I cyk, teraz scena po napisach.
Ciotka Petunia budzi dwunastoletniego Harry'ego waleniem w drzwi. W komórce pod schodami jak zwykle jest ciemno, cienka struga światła, wdzierająca się przez szparę między drzwiczkami a framugą, podświetla unoszące się w powietrzu drobinki kurzu.
Nie ma żadnej magii, to był tylko sen, a on znowu ma dwanaście lat i jest zwykłą, nielubianą przez wujostwo i kolegów w szkole sierotą. Sierotą. Jego rodzice zginęli w wypadku spowodowanym przez pijanego ojca, którego imienia wuj i ciotka nawet nie chcieli wymawiać.
Harry wiedział, że ani Petunia, a tym bardziej wuj Vernon, nie należą do ludzi cierpliwych.
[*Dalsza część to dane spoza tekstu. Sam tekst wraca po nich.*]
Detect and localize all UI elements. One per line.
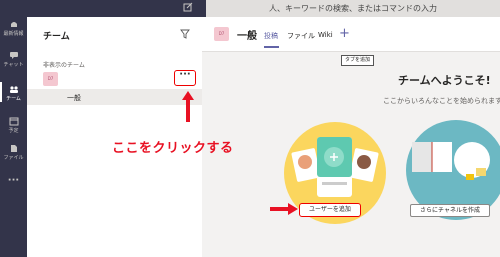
arrow-up-annotation [182,91,194,122]
channel-row-general[interactable]: 一般 [27,89,202,105]
calendar-icon [9,117,18,126]
channel-header: D7 一般 投稿 ファイル Wiki + [202,17,500,52]
tab-posts[interactable]: 投稿 [264,31,278,41]
more-icon: ··· [7,175,20,186]
panel-title: チーム [43,32,70,42]
rail-more-button[interactable]: ··· [0,175,27,186]
add-tab-button[interactable]: + [339,26,350,41]
file-icon [10,145,17,152]
channel-title: 一般 [237,31,257,42]
channel-avatar: D7 [214,27,229,41]
add-channel-button[interactable]: さらにチャネルを作成 [410,204,490,217]
hidden-teams-label[interactable]: 非表示のチーム [43,60,85,69]
rail-label: 予定 [8,128,19,134]
rail-item-activity[interactable]: 最新情報 [0,20,27,37]
welcome-title: チームへようこそ! [398,74,491,87]
compose-icon[interactable] [183,2,193,12]
tab-underline [264,46,279,48]
rail-label: チーム [6,96,21,102]
rail-label: 最新情報 [3,31,24,37]
search-input[interactable]: 人、キーワードの検索、またはコマンドの入力 [206,0,500,17]
rail-label: ファイル [3,155,24,161]
click-here-annotation: ここをクリックする [112,141,234,156]
rail-item-chat[interactable]: チャット [0,51,27,68]
rail-item-files[interactable]: ファイル [0,144,27,161]
channel-name: 一般 [67,94,81,102]
teams-icon [9,86,18,93]
app-rail: 最新情報 チャット チーム 予定 ファイル ··· [0,17,27,257]
rail-item-calendar[interactable]: 予定 [0,117,27,134]
rail-label: チャット [3,62,24,68]
tab-wiki[interactable]: Wiki [318,31,333,39]
rail-item-teams[interactable]: チーム [0,85,27,102]
team-avatar: D7 [43,72,58,86]
welcome-subtitle: ここからいろんなことを始められます [383,97,500,105]
arrow-right-annotation [270,203,298,215]
filter-icon[interactable] [180,29,190,39]
tab-files[interactable]: ファイル [287,31,315,41]
more-options-button[interactable]: ··· [174,70,196,86]
add-tab-tooltip: タブを追加 [341,55,375,66]
top-bar: 人、キーワードの検索、またはコマンドの入力 [0,0,500,17]
chat-icon [9,52,18,59]
bell-icon [10,22,17,27]
add-user-button[interactable]: ユーザーを追加 [299,203,361,217]
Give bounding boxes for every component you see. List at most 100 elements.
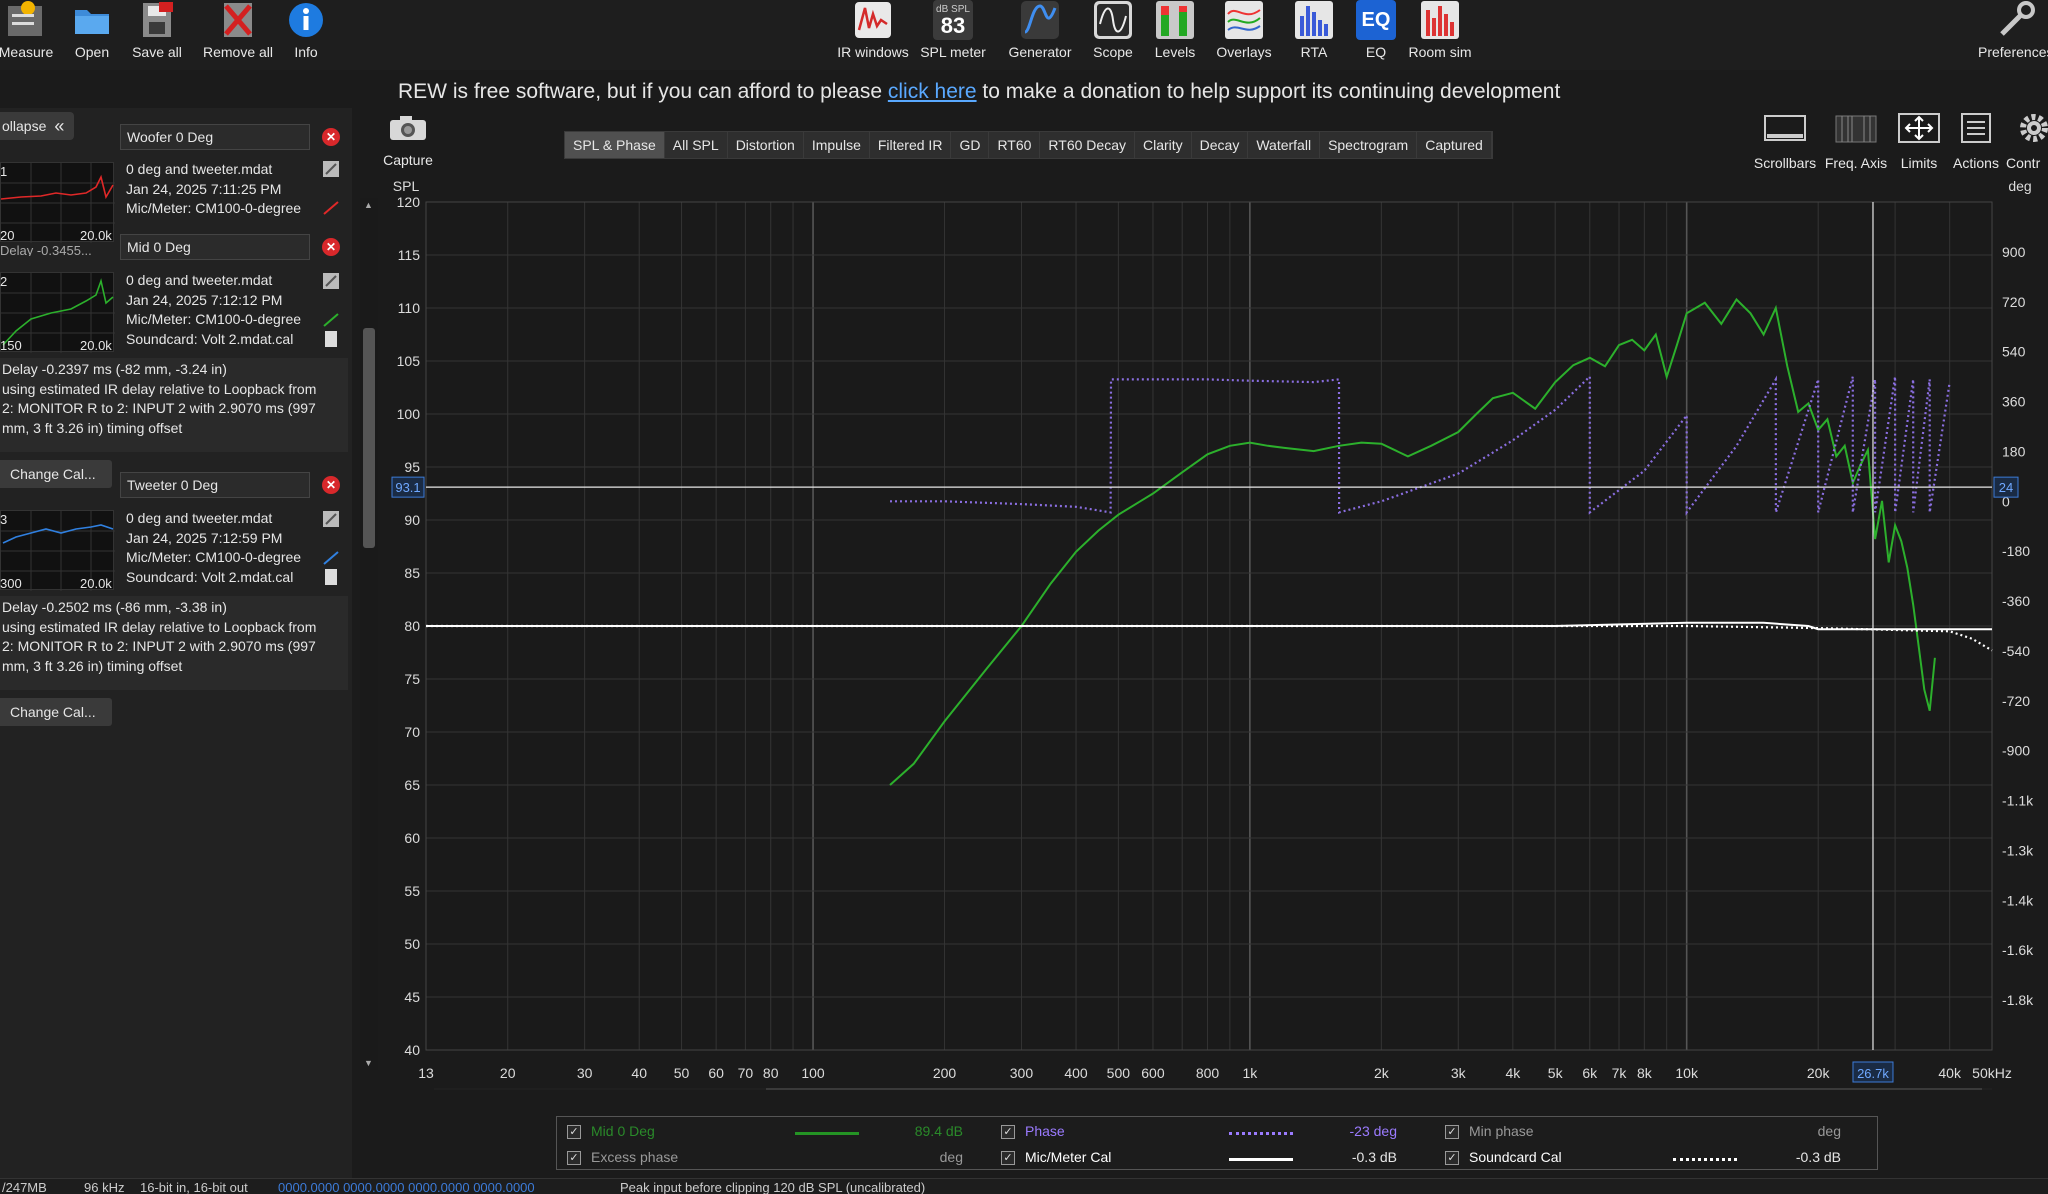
legend-label: Soundcard Cal <box>1469 1149 1562 1165</box>
line-color-icon[interactable] <box>322 310 340 328</box>
legend-line-swatch <box>1229 1158 1293 1161</box>
room-sim-button[interactable]: Room sim <box>1404 0 1476 68</box>
measurement-2-info: 0 deg and tweeter.mdat Jan 24, 2025 7:12… <box>126 272 302 347</box>
close-icon[interactable]: ✕ <box>322 238 340 256</box>
scrollbars-icon <box>1763 112 1807 149</box>
legend-checkbox[interactable]: ✓ <box>1445 1125 1459 1139</box>
measurement-1-info: 0 deg and tweeter.mdat Jan 24, 2025 7:11… <box>126 161 302 216</box>
scroll-up-icon[interactable]: ▲ <box>364 200 373 210</box>
legend-checkbox[interactable]: ✓ <box>1001 1125 1015 1139</box>
donation-link[interactable]: click here <box>888 80 977 103</box>
tab-filtered-ir[interactable]: Filtered IR <box>870 132 952 158</box>
status-bar: /247MB 96 kHz 16-bit in, 16-bit out 0000… <box>0 1178 2048 1194</box>
line-color-icon[interactable] <box>322 198 340 216</box>
x-tick-label: 3k <box>1451 1065 1467 1081</box>
measurement-1-title[interactable]: Woofer 0 Deg <box>120 124 310 150</box>
change-cal-button[interactable]: Change Cal... <box>0 698 112 726</box>
y2-tick-label: -180 <box>2002 543 2030 559</box>
y2-axis-label: deg <box>2008 178 2031 194</box>
preferences-button[interactable]: Preferences <box>1978 0 2048 68</box>
tab-all-spl[interactable]: All SPL <box>665 132 728 158</box>
remove-all-button[interactable]: Remove all <box>202 0 274 68</box>
x-tick-label: 20 <box>500 1065 516 1081</box>
close-icon[interactable]: ✕ <box>322 476 340 494</box>
legend-line-swatch <box>1673 1158 1737 1161</box>
measurements-scrollbar[interactable]: ▲ ▼ <box>360 198 378 1070</box>
scope-button[interactable]: Scope <box>1090 0 1136 68</box>
y2-tick-label: 900 <box>2002 244 2026 260</box>
y-tick-label: 90 <box>404 512 420 528</box>
tab-distortion[interactable]: Distortion <box>728 132 804 158</box>
tab-decay[interactable]: Decay <box>1192 132 1249 158</box>
y-tick-label: 50 <box>404 936 420 952</box>
edit-icon[interactable] <box>322 510 340 528</box>
cursor-x-value: 26.7k <box>1857 1066 1889 1081</box>
save-all-button[interactable]: Save all <box>130 0 184 68</box>
x-tick-label: 600 <box>1141 1065 1165 1081</box>
document-icon[interactable] <box>322 568 340 586</box>
spl-phase-graph[interactable]: SPL120 115 110 105 100 95 90 85 80 75 70 65 60 55 50 45… <box>380 170 2048 1090</box>
scroll-down-icon[interactable]: ▼ <box>364 1058 373 1068</box>
document-icon[interactable] <box>322 330 340 348</box>
info-button[interactable]: Info <box>288 0 324 68</box>
levels-button[interactable]: Levels <box>1152 0 1198 68</box>
controls-button[interactable]: Contr <box>2006 112 2048 171</box>
freq-axis-button[interactable]: Freq. Axis <box>1822 112 1890 171</box>
generator-button[interactable]: Generator <box>1004 0 1076 68</box>
x-tick-label: 7k <box>1612 1065 1628 1081</box>
tab-impulse[interactable]: Impulse <box>804 132 870 158</box>
legend-checkbox[interactable]: ✓ <box>1445 1151 1459 1165</box>
legend-checkbox[interactable]: ✓ <box>567 1151 581 1165</box>
open-button[interactable]: Open <box>70 0 114 68</box>
tab-clarity[interactable]: Clarity <box>1135 132 1192 158</box>
line-color-icon[interactable] <box>322 548 340 566</box>
cursor-y-value: 93.1 <box>395 480 420 495</box>
horizontal-scrollbar-thumb[interactable] <box>766 1088 1982 1090</box>
ir-windows-button[interactable]: IR windows <box>834 0 912 68</box>
scrollbar-thumb[interactable] <box>363 328 375 548</box>
legend-value: -0.3 dB <box>1795 1149 1841 1165</box>
ir-windows-icon <box>853 0 893 40</box>
close-icon[interactable]: ✕ <box>322 128 340 146</box>
y-tick-label: 85 <box>404 565 420 581</box>
x-tick-label: 100 <box>801 1065 825 1081</box>
freq-axis-icon <box>1834 112 1878 149</box>
y-tick-label: 55 <box>404 883 420 899</box>
tab-spectrogram[interactable]: Spectrogram <box>1320 132 1418 158</box>
spl-meter-button[interactable]: dB SPL 83 SPL meter <box>918 0 988 68</box>
y2-tick-label: 180 <box>2002 443 2026 459</box>
scope-icon <box>1093 0 1133 40</box>
limits-button[interactable]: Limits <box>1896 112 1942 171</box>
legend-checkbox[interactable]: ✓ <box>1001 1151 1015 1165</box>
scrollbars-button[interactable]: Scrollbars <box>1752 112 1818 171</box>
measure-button[interactable]: Measure <box>0 0 53 68</box>
legend-checkbox[interactable]: ✓ <box>567 1125 581 1139</box>
rta-button[interactable]: RTA <box>1294 0 1334 68</box>
x-tick-label: 40k <box>1938 1065 1962 1081</box>
tab-gd[interactable]: GD <box>951 132 990 158</box>
edit-icon[interactable] <box>322 160 340 178</box>
change-cal-button[interactable]: Change Cal... <box>0 460 112 488</box>
legend-value: 89.4 dB <box>914 1123 963 1139</box>
x-tick-label: 800 <box>1196 1065 1220 1081</box>
collapse-button[interactable]: ollapse « <box>0 112 74 140</box>
tab-captured[interactable]: Captured <box>1417 132 1492 158</box>
measurement-2-title[interactable]: Mid 0 Deg <box>120 234 310 260</box>
tab-spl-phase[interactable]: SPL & Phase <box>565 132 665 158</box>
eq-button[interactable]: EQ EQ <box>1356 0 1396 68</box>
measurement-3-title[interactable]: Tweeter 0 Deg <box>120 472 310 498</box>
capture-button[interactable]: Capture <box>380 114 436 168</box>
tab-rt60-decay[interactable]: RT60 Decay <box>1040 132 1135 158</box>
scroll-right-icon[interactable]: ▶ <box>1986 1089 1995 1090</box>
overlays-button[interactable]: Overlays <box>1214 0 1274 68</box>
tab-waterfall[interactable]: Waterfall <box>1248 132 1321 158</box>
x-tick-label: 8k <box>1637 1065 1653 1081</box>
actions-icon <box>1954 112 1998 149</box>
actions-button[interactable]: Actions <box>1948 112 2004 171</box>
room-sim-icon <box>1420 0 1460 40</box>
edit-icon[interactable] <box>322 272 340 290</box>
tab-rt60[interactable]: RT60 <box>989 132 1041 158</box>
y-tick-label: 95 <box>404 459 420 475</box>
measurement-3-info: 0 deg and tweeter.mdat Jan 24, 2025 7:12… <box>126 510 302 585</box>
scroll-left-icon[interactable]: ◀ <box>420 1089 429 1090</box>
Szybko nakłada rozciągnięte spodnie dresowe i bluzę. Mimo iż jego kuzyn Dudley, będący w tym samym wieku, nosił je ostatni raz dwa lata temu, nadal były za duże. Jeszcze przed otwarciem drzwi domu Harry słyszy głośny trzask dobiegający z okolic podjazdu.
Osiedlowy menel o ksywce "Albus" hałasuje, zgniatając puszki wyciągnięte ze śmietnika... Harry wychodzi przed dom po gazetę i spogląda na brodatego kloszarda w dziwacznym szlafroku, który ten pewnie dostał dawno temu w przytułku. Widząc Harry'ego, mężczyzna wydaje krótkie "chrum chrum", jak zwykł to z jakiegoś powodu robić i odchodzi z szelmowskim uśmiechem.